SQL Performance Tuning by avoiding not-in-clauses
I have already written about left outer joins. Now I want to show you an example how to use left outer joins in order to write efficient SQL.
At one of our customers we have the following query that runs several hours:
- SELECT DISTINCT [INSERTTIMESTAMP] FROM DATATABLE WHERE [INSERTTIMESTAMP] NOT IN (SELECT [INSERTTIMESTAMP] FROM CTRLTABLE WHERE TARGET_TABLENAME = 'source_01' )
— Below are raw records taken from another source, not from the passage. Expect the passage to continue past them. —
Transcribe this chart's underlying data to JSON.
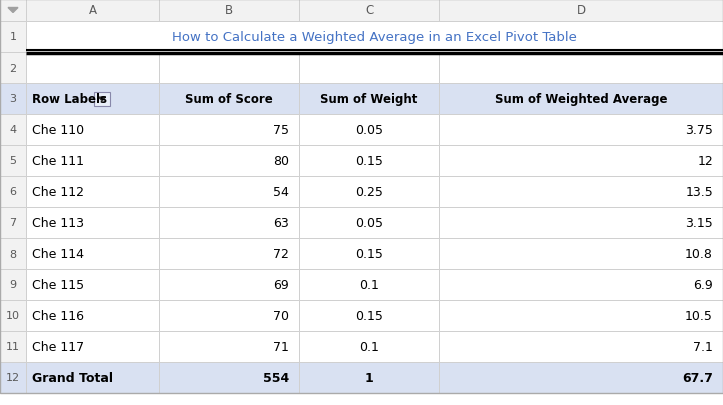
{
  "title": "How to Calculate a Weighted Average in an Excel Pivot Table",
  "title_color": "#4472C4",
  "col_headers": [
    "Row Labels",
    "Sum of Score",
    "Sum of Weight",
    "Sum of Weighted Average"
  ],
  "row_labels": [
    "Che 110",
    "Che 111",
    "Che 112",
    "Che 113",
    "Che 114",
    "Che 115",
    "Che 116",
    "Che 117"
  ],
  "sum_of_score": [
    "75",
    "80",
    "54",
    "63",
    "72",
    "69",
    "70",
    "71"
  ],
  "sum_of_weight": [
    "0.05",
    "0.15",
    "0.25",
    "0.05",
    "0.15",
    "0.1",
    "0.15",
    "0.1"
  ],
  "sum_of_weighted_avg": [
    "3.75",
    "12",
    "13.5",
    "3.15",
    "10.8",
    "6.9",
    "10.5",
    "7.1"
  ],
  "grand_total_label": "Grand Total",
  "grand_total_score": "554",
  "grand_total_weight": "1",
  "grand_total_avg": "67.7",
  "col_letters": [
    "A",
    "B",
    "C",
    "D"
  ],
  "header_bg": "#D9E1F2",
  "grand_total_bg": "#D9E1F2",
  "cell_bg": "#FFFFFF",
  "grid_color": "#D0D0D0",
  "fig_bg": "#FFFFFF",
  "rn_col_bg": "#F2F2F2",
  "col_letter_bg": "#F2F2F2",
  "rn_text_color": "#595959",
  "col_letter_color": "#595959",
  "body_text_color": "#000000",
  "title_fontsize": 9.5,
  "header_fontsize": 8.5,
  "body_fontsize": 9.0,
  "rn_fontsize": 8.0
}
The query gets the distinct insert timestamps of DATATABLE that has not already been used in CTRLTABLE. The query is used for determining in a process flow which data has not already been processed. After processing the data the processed data would be inserted in the CTRLTABLE. The DATATABLE has about 40 million rows. The CTRLTABLE has about 400 rows. The execution plan of this query is shown below: In my opinion it is not advisable to use a not-in-construct in a where clause. If you can avoid it, you should avoid it. In this case you can rewrite the query by using a left outer join:
- SELECT DATATABLE.[INSERTTIMESTAMP] FROM DATATABLE LEFT OUTER JOIN CTRLTABLE ON DATATABLE.[INSERTTIMESTAMP] = CTRLTABLE.[INSERTTIMESTAMP] AND CTRLTABLE.TARGET_TABLENAME = 'source_01' WHERE CTRLTABLE.[INSERTTIMESTAMP] IS NULL GROUP BY DATATABLE.[INSERTTIMESTAMP]
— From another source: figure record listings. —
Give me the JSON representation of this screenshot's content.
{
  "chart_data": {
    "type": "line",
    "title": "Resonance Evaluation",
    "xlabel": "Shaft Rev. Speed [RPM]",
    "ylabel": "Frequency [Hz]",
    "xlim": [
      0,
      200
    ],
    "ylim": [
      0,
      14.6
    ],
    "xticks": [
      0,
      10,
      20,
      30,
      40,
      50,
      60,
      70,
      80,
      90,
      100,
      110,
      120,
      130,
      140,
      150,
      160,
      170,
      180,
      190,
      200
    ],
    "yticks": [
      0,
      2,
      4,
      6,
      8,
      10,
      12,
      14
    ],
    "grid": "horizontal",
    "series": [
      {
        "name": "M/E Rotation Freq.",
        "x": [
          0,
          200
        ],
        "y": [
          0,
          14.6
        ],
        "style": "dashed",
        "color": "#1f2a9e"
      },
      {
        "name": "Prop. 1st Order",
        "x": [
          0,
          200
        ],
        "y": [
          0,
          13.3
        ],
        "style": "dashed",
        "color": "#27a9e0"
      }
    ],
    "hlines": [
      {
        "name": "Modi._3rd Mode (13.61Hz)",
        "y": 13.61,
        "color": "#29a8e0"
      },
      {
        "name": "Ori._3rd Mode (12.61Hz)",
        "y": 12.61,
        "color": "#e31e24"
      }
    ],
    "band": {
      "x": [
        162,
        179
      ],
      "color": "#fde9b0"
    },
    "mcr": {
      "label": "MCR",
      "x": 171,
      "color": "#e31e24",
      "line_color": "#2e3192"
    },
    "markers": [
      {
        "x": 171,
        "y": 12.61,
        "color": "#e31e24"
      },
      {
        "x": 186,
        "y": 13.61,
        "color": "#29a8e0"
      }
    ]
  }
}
Please note that the filter condition for target_tablename must be used in the on-clause and not in the where-clause. Otherwise we would always get an empty answer set because target_tablename cannot be null and „source_01“ at the same time.
The group by clause is used in order to get distinct values.
The execution plan for the rewritten query looks like this: The new execution plan looks simpler and the query runs only in about 10 seconds instead of several hours.